Tuesday, 17 September 2013

IP-W Project Provides Extra Service Life for “Walrus” Class Submarines


The Royal Netherlands Navy is upgrading its four indigenously built “Walrus” class diesel-electric submarines under an approximately €200M (US$155M) modernisation programme called the Walrus Engineering Support Programme (WESP). Part of the programme is a new anti-corrosion treatment of the submarines’ hulls, since the original protection has worn off and the hulls are now vulnerable to corrosion, said State Secretary for Defence Procurement Jack de Vries. Also of significance will be the integration of the SCOUT mine and obstacle avoidance sonar received from Germany’s L-3 ELAC Nautik GmbH and the upgrading of the submarines’ Mk48 Mod 7AT torpedo weapon. This wok will allow the Royal Netherlands Navy to postpone to think about a replacement project for another five to seven years.
Cdr. (E) E.P.M. van der Klip, Programme Manager, Heavyweight Torpedoes and Submarine Sonar Systems, at the Defence Materiel Organisation, said to NAVAL FORCES in Hamburg that several systems aboard the four “Walrus” class submarines, within the scope of the Life Extension Programme (called IP-W Project), need modifications, replacements or have to be added to the submarine in order to meet these requirements. Examples are the update of the Mk48 torpedoes, the replacement of one periscope by an optronic mast, and the installation of a Super High Frequency SatCom system. The upgrade of the sonar system is split into a two-way approach. Already prior to the LEP programme, a sonar pre-LEP contract was signed in 2008 for several sonar safety functionalities. It was anticipated that, due to obsolescence problems, essential sonar safety functionalities would not be serviceable until the submarines would enter their LEP. The other sonar functionalities would be upgraded during the LEP.
Cdr. van der Klip noted that WESP is the cooperation of three companies (Imtech, Nevesbu and Verebus) with the task to carry out the necessary engineering to allow embedding of all modifications (including the new systems) on-board of the submarines. The WESP group is tasked for making an inventory of systems for decommissioning. Further steps in the process include the design of the new arrangement, allocating space for the new hardware and (as an architect) give all new and existing equipment a place in the submarine. WESP is further responsible for designing the foundations of the equipment, cable ducts, piping and suspensions, electrical systems, the cooling system, including monitoring aspects like power distribution, heat balance, and the vessels’ weight/volume/stability and strength.
The pre-LEP sonar safety programme is called the MANTA project. “The contract was awarded in 2008 to ELAC (Kiel) with ISL (San Diego) as sub-contractor”, he said. “The first system is operational on the submarine HrMs “Bruinvis” since 2011 and performed well during Operation OCEAN SHIELD in 2012. The second system will enter operational service later this year.
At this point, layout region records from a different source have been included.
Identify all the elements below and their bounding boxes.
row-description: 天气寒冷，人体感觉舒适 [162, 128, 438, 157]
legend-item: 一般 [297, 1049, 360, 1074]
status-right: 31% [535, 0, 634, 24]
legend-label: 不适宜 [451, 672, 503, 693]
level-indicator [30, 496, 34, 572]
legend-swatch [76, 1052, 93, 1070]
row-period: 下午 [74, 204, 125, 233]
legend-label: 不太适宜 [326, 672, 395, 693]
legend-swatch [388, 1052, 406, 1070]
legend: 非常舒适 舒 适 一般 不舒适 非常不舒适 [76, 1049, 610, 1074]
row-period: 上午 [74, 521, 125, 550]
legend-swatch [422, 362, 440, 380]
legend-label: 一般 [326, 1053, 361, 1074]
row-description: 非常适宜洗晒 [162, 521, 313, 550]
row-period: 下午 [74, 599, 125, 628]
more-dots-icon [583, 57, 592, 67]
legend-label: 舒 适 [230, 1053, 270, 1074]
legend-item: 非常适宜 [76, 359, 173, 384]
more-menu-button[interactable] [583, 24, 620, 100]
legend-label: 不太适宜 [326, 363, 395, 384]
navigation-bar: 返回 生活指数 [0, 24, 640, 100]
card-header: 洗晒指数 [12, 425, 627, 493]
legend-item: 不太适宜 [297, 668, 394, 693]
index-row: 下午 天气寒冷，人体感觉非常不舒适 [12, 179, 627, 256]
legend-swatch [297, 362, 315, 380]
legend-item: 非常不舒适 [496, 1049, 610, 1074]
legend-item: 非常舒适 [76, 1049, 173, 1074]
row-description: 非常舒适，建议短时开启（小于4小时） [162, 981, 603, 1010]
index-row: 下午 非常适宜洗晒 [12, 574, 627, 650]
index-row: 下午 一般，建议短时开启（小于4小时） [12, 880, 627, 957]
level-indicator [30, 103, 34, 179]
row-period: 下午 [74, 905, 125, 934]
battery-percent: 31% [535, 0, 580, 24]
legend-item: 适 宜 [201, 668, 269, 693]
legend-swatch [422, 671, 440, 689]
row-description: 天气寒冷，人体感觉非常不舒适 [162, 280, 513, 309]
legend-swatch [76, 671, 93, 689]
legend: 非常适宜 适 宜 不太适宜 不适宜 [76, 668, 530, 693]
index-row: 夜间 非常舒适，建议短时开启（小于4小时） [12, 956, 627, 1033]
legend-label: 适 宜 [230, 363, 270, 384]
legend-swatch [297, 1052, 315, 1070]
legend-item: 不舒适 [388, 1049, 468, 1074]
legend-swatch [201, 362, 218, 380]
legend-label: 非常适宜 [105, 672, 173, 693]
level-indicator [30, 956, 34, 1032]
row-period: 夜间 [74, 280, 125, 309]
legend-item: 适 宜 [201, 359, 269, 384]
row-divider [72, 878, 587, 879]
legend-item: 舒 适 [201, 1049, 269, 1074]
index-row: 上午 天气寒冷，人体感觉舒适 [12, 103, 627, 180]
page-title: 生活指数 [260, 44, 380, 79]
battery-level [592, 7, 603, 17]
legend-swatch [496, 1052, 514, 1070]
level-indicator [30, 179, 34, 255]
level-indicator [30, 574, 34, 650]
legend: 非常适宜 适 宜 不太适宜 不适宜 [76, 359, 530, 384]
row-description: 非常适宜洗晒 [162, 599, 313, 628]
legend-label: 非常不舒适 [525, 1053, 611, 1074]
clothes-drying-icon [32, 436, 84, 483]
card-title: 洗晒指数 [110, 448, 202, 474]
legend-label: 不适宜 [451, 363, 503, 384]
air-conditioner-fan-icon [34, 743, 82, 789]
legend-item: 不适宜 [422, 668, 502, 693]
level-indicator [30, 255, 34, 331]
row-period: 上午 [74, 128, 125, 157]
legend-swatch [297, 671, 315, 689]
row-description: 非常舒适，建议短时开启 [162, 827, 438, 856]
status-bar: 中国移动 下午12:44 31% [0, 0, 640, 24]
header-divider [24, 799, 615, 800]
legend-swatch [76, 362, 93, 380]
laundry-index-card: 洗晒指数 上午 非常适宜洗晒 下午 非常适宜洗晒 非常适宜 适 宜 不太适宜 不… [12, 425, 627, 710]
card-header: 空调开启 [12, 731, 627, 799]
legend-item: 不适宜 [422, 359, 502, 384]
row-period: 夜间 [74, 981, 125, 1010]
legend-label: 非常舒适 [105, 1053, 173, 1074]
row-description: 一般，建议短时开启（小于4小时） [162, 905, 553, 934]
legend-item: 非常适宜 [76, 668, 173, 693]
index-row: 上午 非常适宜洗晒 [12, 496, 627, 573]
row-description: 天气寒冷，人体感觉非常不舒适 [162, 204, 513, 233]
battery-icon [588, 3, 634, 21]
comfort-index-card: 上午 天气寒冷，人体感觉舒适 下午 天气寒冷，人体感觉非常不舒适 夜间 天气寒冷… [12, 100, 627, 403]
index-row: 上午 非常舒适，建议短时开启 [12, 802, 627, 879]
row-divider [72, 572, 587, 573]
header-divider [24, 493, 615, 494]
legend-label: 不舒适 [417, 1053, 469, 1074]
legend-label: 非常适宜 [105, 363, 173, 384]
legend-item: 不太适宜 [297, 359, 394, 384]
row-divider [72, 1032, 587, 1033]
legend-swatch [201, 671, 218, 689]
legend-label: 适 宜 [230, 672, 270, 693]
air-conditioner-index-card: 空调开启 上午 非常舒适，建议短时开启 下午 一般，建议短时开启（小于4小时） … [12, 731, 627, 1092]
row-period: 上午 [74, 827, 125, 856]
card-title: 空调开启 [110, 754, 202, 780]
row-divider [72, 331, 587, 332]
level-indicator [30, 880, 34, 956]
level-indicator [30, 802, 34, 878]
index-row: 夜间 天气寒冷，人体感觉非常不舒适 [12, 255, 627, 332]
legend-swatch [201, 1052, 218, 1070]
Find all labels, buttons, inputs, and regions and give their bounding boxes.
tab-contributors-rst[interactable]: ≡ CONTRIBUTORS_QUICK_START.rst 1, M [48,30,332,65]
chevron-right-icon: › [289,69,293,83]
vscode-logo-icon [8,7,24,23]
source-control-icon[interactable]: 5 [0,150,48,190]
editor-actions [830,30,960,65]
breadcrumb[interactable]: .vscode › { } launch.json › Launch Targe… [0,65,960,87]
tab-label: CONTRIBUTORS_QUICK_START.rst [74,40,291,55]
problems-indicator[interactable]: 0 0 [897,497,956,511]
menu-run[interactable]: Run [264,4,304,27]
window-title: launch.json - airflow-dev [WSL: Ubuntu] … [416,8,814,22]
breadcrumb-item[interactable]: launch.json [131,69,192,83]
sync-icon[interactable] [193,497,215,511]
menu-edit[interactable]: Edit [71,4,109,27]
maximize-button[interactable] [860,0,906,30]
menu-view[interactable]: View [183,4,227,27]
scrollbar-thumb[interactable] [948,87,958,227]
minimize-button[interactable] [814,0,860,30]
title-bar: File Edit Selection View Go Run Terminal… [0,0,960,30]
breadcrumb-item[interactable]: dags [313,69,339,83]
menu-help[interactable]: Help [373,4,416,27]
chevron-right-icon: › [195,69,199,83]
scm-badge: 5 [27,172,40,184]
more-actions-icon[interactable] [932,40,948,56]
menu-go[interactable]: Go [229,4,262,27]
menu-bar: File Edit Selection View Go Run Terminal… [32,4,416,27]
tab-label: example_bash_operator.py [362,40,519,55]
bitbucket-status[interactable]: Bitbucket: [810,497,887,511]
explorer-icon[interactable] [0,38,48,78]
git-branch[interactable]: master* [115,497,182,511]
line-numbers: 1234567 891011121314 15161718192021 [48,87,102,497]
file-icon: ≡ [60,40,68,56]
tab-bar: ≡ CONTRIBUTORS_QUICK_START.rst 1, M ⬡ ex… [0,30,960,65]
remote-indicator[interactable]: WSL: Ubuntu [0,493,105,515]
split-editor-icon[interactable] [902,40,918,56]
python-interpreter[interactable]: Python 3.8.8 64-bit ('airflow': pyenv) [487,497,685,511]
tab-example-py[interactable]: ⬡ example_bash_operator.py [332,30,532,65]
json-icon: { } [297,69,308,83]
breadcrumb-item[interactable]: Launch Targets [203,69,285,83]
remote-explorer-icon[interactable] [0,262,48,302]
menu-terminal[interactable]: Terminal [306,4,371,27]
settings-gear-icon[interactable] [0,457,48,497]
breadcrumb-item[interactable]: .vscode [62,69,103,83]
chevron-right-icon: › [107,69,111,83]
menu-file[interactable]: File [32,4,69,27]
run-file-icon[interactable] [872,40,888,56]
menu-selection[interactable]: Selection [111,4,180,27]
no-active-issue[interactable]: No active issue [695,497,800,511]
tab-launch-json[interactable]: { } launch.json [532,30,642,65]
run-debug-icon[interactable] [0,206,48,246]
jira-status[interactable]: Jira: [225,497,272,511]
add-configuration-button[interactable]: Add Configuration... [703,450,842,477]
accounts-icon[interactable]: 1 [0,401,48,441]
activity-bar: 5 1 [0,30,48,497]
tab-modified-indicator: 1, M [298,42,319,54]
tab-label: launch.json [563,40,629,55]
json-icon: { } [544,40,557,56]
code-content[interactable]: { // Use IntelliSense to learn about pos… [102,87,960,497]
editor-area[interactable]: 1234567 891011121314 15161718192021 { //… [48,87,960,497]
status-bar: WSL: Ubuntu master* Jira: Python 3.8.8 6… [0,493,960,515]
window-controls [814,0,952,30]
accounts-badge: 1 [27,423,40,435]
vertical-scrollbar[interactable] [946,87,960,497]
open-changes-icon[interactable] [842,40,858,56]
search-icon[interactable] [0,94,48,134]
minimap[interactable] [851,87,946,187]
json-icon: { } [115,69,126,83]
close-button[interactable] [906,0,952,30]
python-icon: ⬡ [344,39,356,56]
The remaining two systems will be installed during the LEP programme.”
The LEP sonar programme is called the Sonar Suite Project. “Within this sonar suite project, the three existing sonar systems (LRS, MRS and PRS) will be integrated into one sonar suite system”, Cdr. van der Klip said. “The upgrade comprises replacement of the complete set of signal processing for the long-range, medium-range, and passive range sonars. This includes software and hardware, but does not include the replacement of the various sonar wet-ends. The new combat management system will integrate all sonar data and display the results to the operator.”
Regarding the upgrading of the Mk48 Mod 7AT torpedo weapon, Cdr. van der Klip said that the main reasons to update the torpedo weapon are obsolescence and improvement of performance in shallow water. “The Mk48 update mainly features a hardware upgrade of the front section of the torpedo. The aft section will not be replaced but only slightly modified. The guidance and control upgrade replaces the obsolescent guidance and control unit with current technology, improves the acoustic receiver, and adds additional memory and improves processor throughput. Included in the upgrade is a Common Broadband Advanced Sonar System (CBASS) programme, which will develop a fully digital wideband sonar capability to enable the torpedo to operate effectively both in shallow water and deep water environments”, he concluded.

Cdr. (E) E.P.M. van der Klip from the Defence Materiel Organisation said that the Life Extension Programme (called IP-W Project) for the “Walrus” class is to prolong the service life to at least 2025 and to increase their operability in coastal waters.